Many medicines may be absorbed easily through the mucous membrane of the nose; digestive fluids and the liver are skipped. This method has only been tried with a few medications, such as GnRH agonists and desmopressin, administered as a spray or nebulized solution. Other peptide medicines, such as insulin, are being tested via this method, as well as bypassing the blood-brain barrier.
Parenteral refers to injections that deliver the medication straight into the tissue fluid or bloodstream without needing to pass through the enteral mucosa. The disadvantages of oral delivery are avoided.
Drug action is faster and surer (valuable in emergencies). Gastric irritation and vomiting are not provoked. Parenteral routes can be employed even in unconscious, uncooperative, or vomiting patients. There are no chances of interference by food or digestive juices. The liver is bypassed.

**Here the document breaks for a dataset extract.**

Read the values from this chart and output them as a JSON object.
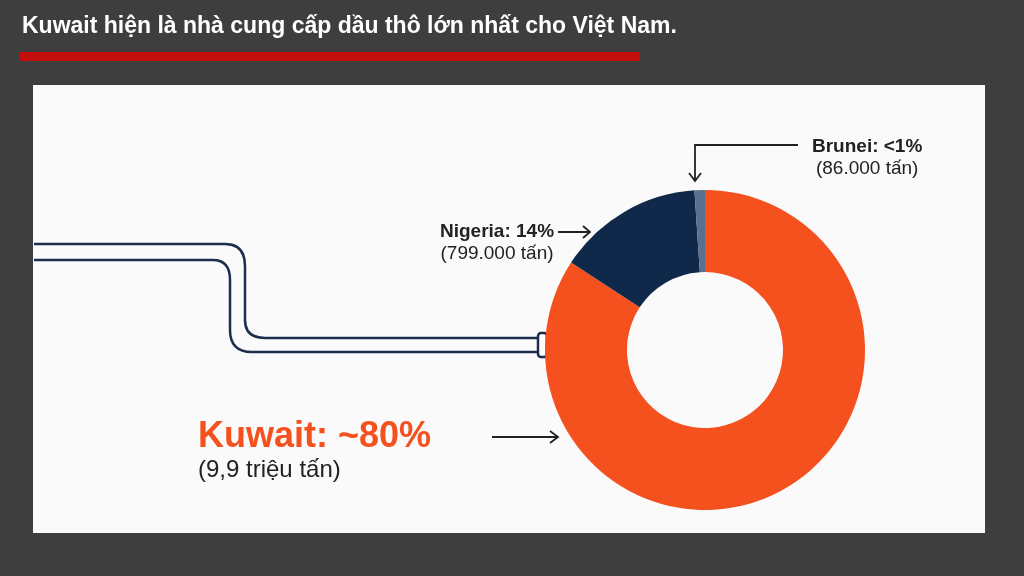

Disadvantages of parenteral routes are—the preparation has to be sterilized and is costlier, the technique is invasive and painful, the assistance of another person is most needed (though self-injection is possible, e.g. insulin by diabetics), there are chances of local tissue injury and, in general, the parenteral route is more risky than oral.

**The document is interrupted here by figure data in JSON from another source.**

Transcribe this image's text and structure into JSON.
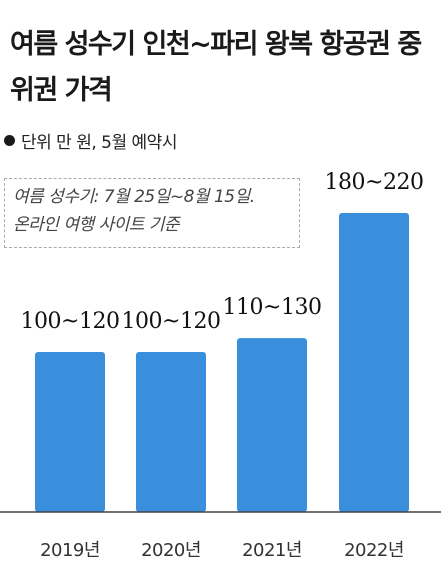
{
  "title": "여름 성수기 인천~파리 왕복 항공권 중위권 가격",
  "unit_note": "단위 만 원, 5월 예약시",
  "annotation": {
    "line1": "여름 성수기: 7월 25일~8월 15일.",
    "line2": "온라인 여행 사이트 기준"
  },
  "chart_data": {
    "type": "bar",
    "categories": [
      "2019년",
      "2020년",
      "2021년",
      "2022년"
    ],
    "values": [
      [
        100,
        120
      ],
      [
        100,
        120
      ],
      [
        110,
        130
      ],
      [
        180,
        220
      ]
    ],
    "value_labels": [
      "100~120",
      "100~120",
      "110~130",
      "180~220"
    ],
    "bar_color": "#3a8fdc",
    "ylim": [
      0,
      220
    ]
  }
}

Some important parenteral routes are:
(i) Subcutaneous (s.c.)
The medication is deposited in the loose subcutaneous tissue, which is well supplied by nerves but less vascular (irritant chemicals cannot be injected) (absorption is slower than intramuscular). Because deep penetration is not required, only modest amounts can be injected s.c. Self-injection is feasible.

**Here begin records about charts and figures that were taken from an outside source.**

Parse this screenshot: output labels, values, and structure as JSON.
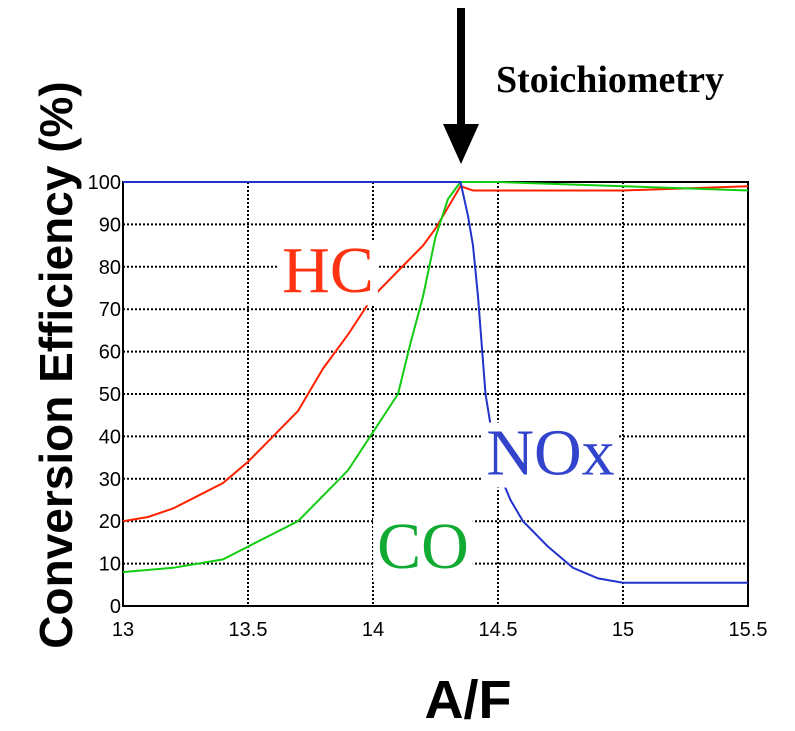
{
  "chart_data": {
    "type": "line",
    "title": "",
    "xlabel": "A/F",
    "ylabel": "Conversion Efficiency (%)",
    "xlim": [
      13,
      15.5
    ],
    "ylim": [
      0,
      100
    ],
    "xticks": [
      "13",
      "13.5",
      "14",
      "14.5",
      "15",
      "15.5"
    ],
    "yticks": [
      "0",
      "10",
      "20",
      "30",
      "40",
      "50",
      "60",
      "70",
      "80",
      "90",
      "100"
    ],
    "grid": true,
    "annotations": [
      {
        "text": "Stoichiometry",
        "x": 14.35,
        "arrow": "down"
      }
    ],
    "series": [
      {
        "name": "HC",
        "color": "#ff2200",
        "x": [
          13.0,
          13.1,
          13.2,
          13.3,
          13.4,
          13.5,
          13.6,
          13.7,
          13.75,
          13.8,
          13.9,
          14.0,
          14.1,
          14.2,
          14.25,
          14.3,
          14.35,
          14.4,
          14.5,
          15.0,
          15.5
        ],
        "y": [
          20,
          21,
          23,
          26,
          29,
          34,
          40,
          46,
          51,
          56,
          64,
          73,
          79,
          85,
          89,
          94,
          99,
          98,
          98,
          98,
          99
        ]
      },
      {
        "name": "CO",
        "color": "#11cc11",
        "x": [
          13.0,
          13.2,
          13.4,
          13.5,
          13.6,
          13.7,
          13.8,
          13.9,
          14.0,
          14.1,
          14.15,
          14.2,
          14.25,
          14.3,
          14.35,
          14.4,
          14.5,
          15.0,
          15.5
        ],
        "y": [
          8,
          9,
          11,
          14,
          17,
          20,
          26,
          32,
          41,
          50,
          62,
          73,
          87,
          96,
          100,
          100,
          100,
          99,
          98
        ]
      },
      {
        "name": "NOx",
        "color": "#2233cc",
        "x": [
          13.0,
          13.5,
          14.0,
          14.3,
          14.35,
          14.38,
          14.4,
          14.42,
          14.45,
          14.5,
          14.55,
          14.6,
          14.7,
          14.8,
          14.9,
          15.0,
          15.5
        ],
        "y": [
          100,
          100,
          100,
          100,
          100,
          92,
          85,
          73,
          50,
          32,
          25,
          20,
          14,
          9,
          6.5,
          5.5,
          5.5
        ]
      }
    ],
    "series_labels": [
      {
        "text": "HC",
        "color": "#ff3311",
        "x": 13.82,
        "y": 74
      },
      {
        "text": "CO",
        "color": "#11aa33",
        "x": 14.2,
        "y": 9
      },
      {
        "text": "NOx",
        "color": "#3344cc",
        "x": 14.71,
        "y": 31
      }
    ]
  }
}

(a) Dermojet: In this method, the needle is not used; a high-velocity jet of drug solution is projected from a microfine orifice using a gun-like implement. The solution passes through the superficial layers and gets deposited in the subcutaneous tissue. It is essentially painless and suited for mass inoculations.
(b) Pellet implantation: The drug in the form of a solid pellet is introduced with a trochar and cannula. This provides sustained release of the drug over weeks and months, e.g. DOCA, testosterone.
(c) Sialistic (nonbiodegradable) and biodegradable implants: Crystalline drug is packed in tubes or capsules made of suitable materials and implanted under the skin. Slow and uniform leaching of the drug occurs over months providing constant blood levels.
(ii) Intramuscular (i.m.)
The medication is injected into a major skeletal muscle, such as the deltoid, triceps, gluteus maximus, rectus femoris, and so on. The muscle has fewer sensory nerves (which can be irritated with minor irritants) and is more vascular (absorption of drugs in an aqueous solution is faster). Although it is less unpleasant, self-injection is generally impractical due to the requirement for deep entry.
(iii) Intravenous (i.v.)
The medication is injected in one of the superficial veins as a bolus (Greek: bolos–lump) or infused slowly over several hours. The medication enters the bloodstream instantly and produces rapid effects (great value in an emergency). Because the intima of veins is insensitive and medicines are diluted with blood, even extremely irritating substances can be administered intravenously, although there are risks of thrombophlebitis and necrosis of adjacent tissues if extravasation occurs.
(iv) Intradermal injection
The drug is injected into the skin raising a bleb (e.g. BCG vaccine, sensitivity testing) or scarring/multiple punctures of the epidermis through a drop of the drug is done. This route is employed for specific purposes only.